The large urban hubs where Podemos first made an impact will be a key barometer of its health on May 28. In Barcelona, its local coalition, En Comú Podem, is expected to perform respectably in the municipal elections, while Podemos is aiming to gain representation under its own brand for the first time in Madrid city hall.

Podemos leader Ione Belarra | Oscar del Pozo/AFP via Getty Images

However, the party could be in jeopardy in the wider Madrid region, a major political prize. Polls show Podemos losing some or even all of its 10 parliamentary representatives there as it is squeezed by Más Madrid, a splinter party with which it has had a contentious relationship.

On the campaign trail, meanwhile, the party has been doubling down on its social justice platform, proposing the creation of more social housing, public supermarkets and free local transport. As she campaigned in the capital’s working-class district of Vallecas, Belarra underlined the siege mentality.

“These elections are about people trying to bring about the end of Podemos,” she said when asked by POLITICO whether her party’s survival was at stake. “And we have to make those who want to finish us off realize that it’s merely a desire and not a reality.”
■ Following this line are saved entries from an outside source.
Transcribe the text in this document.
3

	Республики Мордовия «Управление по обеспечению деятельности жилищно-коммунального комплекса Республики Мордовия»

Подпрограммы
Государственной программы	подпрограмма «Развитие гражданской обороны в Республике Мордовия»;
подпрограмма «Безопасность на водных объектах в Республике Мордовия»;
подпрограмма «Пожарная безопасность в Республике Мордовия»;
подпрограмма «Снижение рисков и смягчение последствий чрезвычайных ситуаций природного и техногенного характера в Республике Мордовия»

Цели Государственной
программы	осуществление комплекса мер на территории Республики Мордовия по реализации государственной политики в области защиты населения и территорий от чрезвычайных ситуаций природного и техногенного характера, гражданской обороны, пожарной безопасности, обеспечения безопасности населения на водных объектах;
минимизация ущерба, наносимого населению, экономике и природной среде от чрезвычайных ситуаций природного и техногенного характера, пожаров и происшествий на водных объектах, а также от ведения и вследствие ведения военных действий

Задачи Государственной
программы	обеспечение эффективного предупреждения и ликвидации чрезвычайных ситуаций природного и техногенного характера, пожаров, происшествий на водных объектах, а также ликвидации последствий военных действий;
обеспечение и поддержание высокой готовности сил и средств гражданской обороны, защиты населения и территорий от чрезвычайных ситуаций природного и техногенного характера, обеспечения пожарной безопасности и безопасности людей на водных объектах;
As she strolled through the streets of Vallecas, a couple of dozen local residents cheered her on, chanting “Sí se puede” (Yes we can) in a throwback to the party’s roots in the Indignados movement. 

Elena Guisado, a woman in her thirties who was among them, said that Podemos “is the only party that came out of that movement that revolutionized Spain.” She added: “That idea transformed itself into a political party and it has concrete achievements.”

Nearby, Mila Martínez, a bookseller who has voted for Podemos in the past, said she was unsure how she will cast her vote this time. The unexpected fallout of the “Only yes means yes” law worries her, as well as Podemos’ clashes with other leftist parties.

“The left needs to work together, it would have much more strength,” she said.

Divided we fall

That lack of unity was visible when local Podemos politicians staged lock-in protests in Gijón and Fuenlabrada in Madrid last month, demonstrating against electoral lists imposed by their own party leadership.

But the emergence of Sumar, a new leftist movement led by the charismatic labor minister, Yolanda Díaz, has been a much bigger reminder of the Spanish left’s weakness for infighting.

An independent who ran with Unidas Podemos — a joint electoral ticket including Podemos and the communist-led United Left (IU) — in the 2019 general election, Díaz has presented a more conciliatory image to voters than Belarra’s party.

Although Sumar will not run in these local elections, Díaz has said she intends to run for prime minister in the next general election, scheduled for December. In the meantime, she has forged alliances with smaller regional leftist parties while keeping Podemos at arm’s length. She is unwilling, Podemos says, to compete in a primary contest to choose a joint leftist candidate for PM.

The upcoming local elections will give an idea of the support currently enjoyed by left and right nationwide, offering a hint of the result of the general election that will follow. With the Spanish electoral system harshly punishing divided tickets, the question of whether Sumar and Podemos eventually unite could turn out to be crucial.

“Yolanda Díaz and her allies need to decide whether or not [Podemos] would be a drag on their ambitions,” said political commentator Fernando Lussón, adding that the decision could be heavily influenced by the outcome of these elections.